Por Redação 26/07/2026 18h06
Por Redação 26/07/2026 18h06
IMA aponta 10 trechos de praias e rios impróprios para banho em Alagoas; confira a lista completa
Praia da Avenida - Foto: Reprodução/Google Maps

O mais recente boletim de balneabilidade divulgado pelo Instituto do Meio Ambiente de Alagoas (IMA) aponta que 10 trechos de praias e rios estão impróprios para banho no estado. O levantamento foi realizado nos dias 20 e 21 de julho e avaliou 68 pontos ao longo da costa alagoana.

De acordo com o relatório, 58 locais foram classificados como próprios para banho, enquanto 10 apresentaram índices de contaminação acima dos parâmetros estabelecidos pelo IMA. A maior concentração de pontos inadequados está em Maceió, com sete registros, seguida por Maragogi, com dois, e Barra de São Miguel, com um trecho considerado impróprio.
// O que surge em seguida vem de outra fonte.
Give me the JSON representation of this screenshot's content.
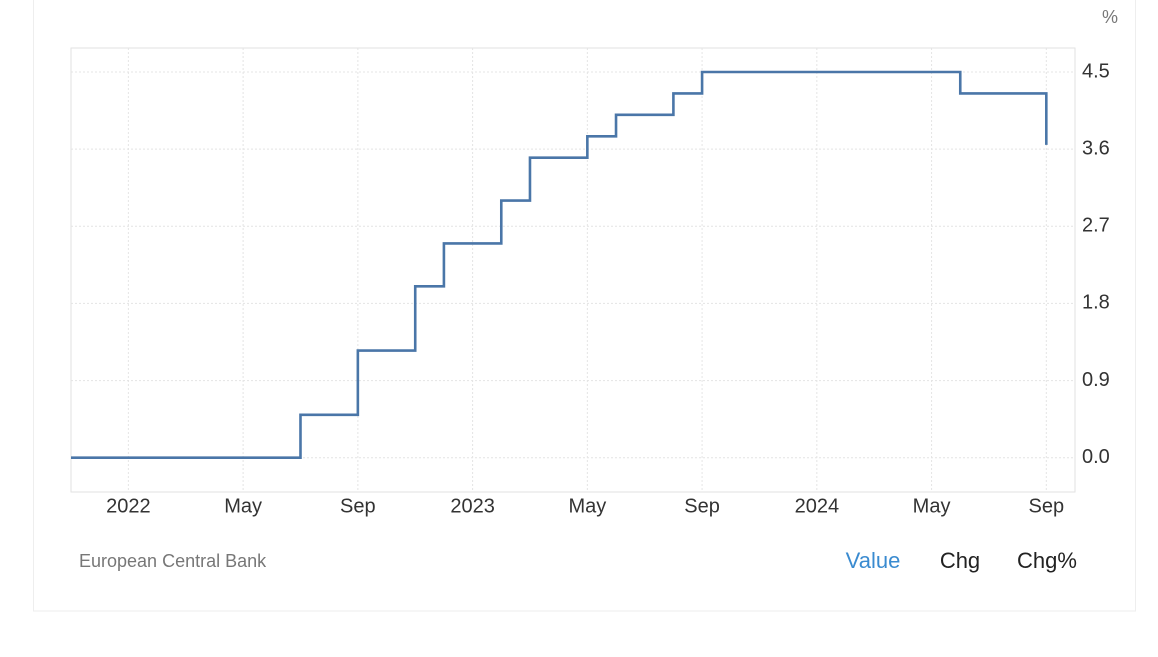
{
  "unit": "%",
  "source": "European Central Bank",
  "tabs": [
    "Value",
    "Chg",
    "Chg%"
  ],
  "chart_data": {
    "type": "step-line",
    "x": [
      "2021-11",
      "2022-07",
      "2022-09",
      "2022-11",
      "2022-12",
      "2023-02",
      "2023-03",
      "2023-05",
      "2023-06",
      "2023-08",
      "2023-09",
      "2024-06",
      "2024-09"
    ],
    "series": [
      {
        "color": "#4a76a8",
        "values": [
          0,
          0.5,
          1.25,
          2.0,
          2.5,
          3.0,
          3.5,
          3.75,
          4.0,
          4.25,
          4.5,
          4.25,
          3.65
        ]
      }
    ],
    "xlim": [
      "2021-11",
      "2024-10"
    ],
    "xticks": [
      {
        "value": "2022-01",
        "label": "2022"
      },
      {
        "value": "2022-05",
        "label": "May"
      },
      {
        "value": "2022-09",
        "label": "Sep"
      },
      {
        "value": "2023-01",
        "label": "2023"
      },
      {
        "value": "2023-05",
        "label": "May"
      },
      {
        "value": "2023-09",
        "label": "Sep"
      },
      {
        "value": "2024-01",
        "label": "2024"
      },
      {
        "value": "2024-05",
        "label": "May"
      },
      {
        "value": "2024-09",
        "label": "Sep"
      }
    ],
    "ylim": [
      -0.4,
      4.78
    ],
    "yticks": [
      {
        "value": 0,
        "label": "0.0"
      },
      0.9,
      1.8,
      2.7,
      3.6,
      4.5
    ],
    "grid": true
  }
}
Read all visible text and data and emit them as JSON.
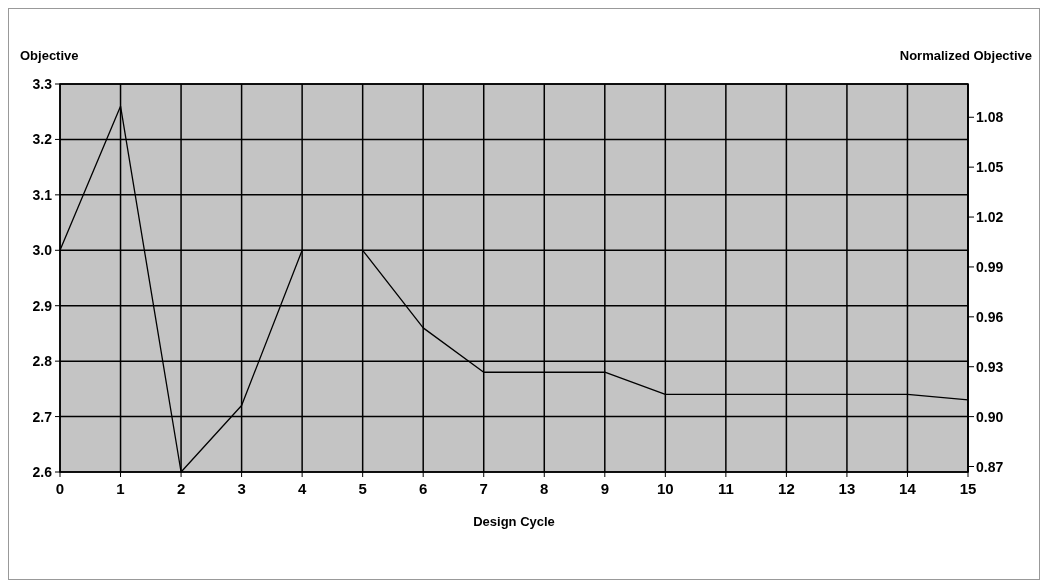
{
  "chart_data": {
    "type": "line",
    "xlabel": "Design Cycle",
    "ylabel": "Objective",
    "y2label": "Normalized Objective",
    "x": [
      0,
      1,
      2,
      3,
      4,
      5,
      6,
      7,
      8,
      9,
      10,
      11,
      12,
      13,
      14,
      15
    ],
    "series": [
      {
        "color": "#000000",
        "values": [
          3.0,
          3.26,
          2.6,
          2.72,
          3.0,
          3.0,
          2.86,
          2.78,
          2.78,
          2.78,
          2.74,
          2.74,
          2.74,
          2.74,
          2.74,
          2.73
        ]
      }
    ],
    "xlim": [
      0,
      15
    ],
    "xticks": [
      0,
      1,
      2,
      3,
      4,
      5,
      6,
      7,
      8,
      9,
      10,
      11,
      12,
      13,
      14,
      15
    ],
    "ylim": [
      2.6,
      3.3
    ],
    "yticks": [
      2.6,
      2.7,
      2.8,
      2.9,
      {
        "value": 3,
        "label": "3.0"
      },
      3.1,
      3.2,
      3.3
    ],
    "y2lim": [
      0.8667,
      1.1
    ],
    "y2ticks": [
      0.87,
      {
        "value": 0.9,
        "label": "0.90"
      },
      0.93,
      0.96,
      0.99,
      1.02,
      1.05,
      1.08
    ],
    "grid": true,
    "marker": "none",
    "line_style": "solid"
  }
}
Na capital alagoana, os pontos que devem ser evitados são: Praia da Avenida, na Avenida da Paz, em frente ao posto de combustíveis; Praia da Pajuçara, no encontro da Avenida Dr. Antônio Gouveia com a Rua João Carneiro; outro trecho da Praia da Pajuçara, em frente ao Restaurante Parmegiano; Praia da Ponta Verde, na Avenida Silvio Carlos Viana, em frente à Corretora Márcio Raposo; outro trecho da Praia da Ponta Verde, na Avenida Álvaro Otacílio, entre as ruas General Dr. João Saleiro Pitão e Dr. Rubens Canuto; Praia da Jatiúca, em frente ao Hotel Maceió Atlantic; e o Rio Pratagy, na ponte da AL-101 Norte.

Na Barra de São Miguel, o único trecho considerado impróprio para banho é o Rio Niquim, aproximadamente 300 metros antes da foz. Já em Maragogi, os dois pontos com restrição ficam na Praia de Maragogi, em frente à foz do Rio Maragogi, na AL-101 Norte, e em frente à foz do Rio Persinunga.

O monitoramento da qualidade da água é realizado por meio da análise da concentração da bactéria Escherichia coli, utilizada como indicador de contaminação por esgoto. Um trecho é considerado próprio para banho quando, em pelo menos 80% das amostras coletadas ao longo de cinco semanas, são registrados até 800 bactérias por 100 mililitros de água.